Tungsten, commonly found in mobile phones; light bulbs and other everyday objects, could severely increase the risk of suffering serious health problems

Exposure to tungsten — common in mobile phones, jewellery and light bulbs — could double a person’s risk of suffering a stroke, scientists say.

Researchers at the University of Exeter High found that high levels of the precious metal in the body could severely increase the risk of suffering serious health problems.

Current exposure to tungsten is low, despite its prevalence in a slew of everyday items and appliances.
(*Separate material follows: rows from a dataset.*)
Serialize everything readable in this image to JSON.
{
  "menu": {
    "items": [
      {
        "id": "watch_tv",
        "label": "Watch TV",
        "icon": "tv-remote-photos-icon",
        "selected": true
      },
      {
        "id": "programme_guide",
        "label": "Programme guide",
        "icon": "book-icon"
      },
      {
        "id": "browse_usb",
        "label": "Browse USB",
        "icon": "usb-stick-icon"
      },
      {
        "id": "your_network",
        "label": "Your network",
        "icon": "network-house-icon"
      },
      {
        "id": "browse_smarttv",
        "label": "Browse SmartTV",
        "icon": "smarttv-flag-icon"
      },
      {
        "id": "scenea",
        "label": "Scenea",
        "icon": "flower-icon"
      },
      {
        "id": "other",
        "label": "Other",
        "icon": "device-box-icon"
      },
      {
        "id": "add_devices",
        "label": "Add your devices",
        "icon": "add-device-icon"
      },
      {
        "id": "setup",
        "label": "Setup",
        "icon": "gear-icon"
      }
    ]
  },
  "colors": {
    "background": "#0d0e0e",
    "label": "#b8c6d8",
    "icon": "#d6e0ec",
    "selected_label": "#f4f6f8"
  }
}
But experts are concerned a gradual increase could pose a health risk to future generations, as advances in technology continue to drive demand for the metal.

Lead author of the research, Dr Jessica Tyrrell, said: “While currently very low, human exposure to tungsten is set to increase.

“We’re not yet sure why some members of the population have higher levels of the metal in their make-up, and an important step in understanding and preventing the risks it may pose to health will be to get to the bottom of how it’s ending up in our bodies.”

The research used data from the US-based National Health and Nutrition Examination Survey, analysing more than 8,500 participants aged between 18 and 74 over a 12-year period.

According to World Health Organisation figures, a stroke is the second leading cause of death in the Western world, behind heart disease.

Higher tungsten levels were found to be strongly associated with an increase in the prevalence of stroke, independent of typical risk factors. Importantly, the findings show that tungsten could be a significant risk factor for stroke in people under the age of 50.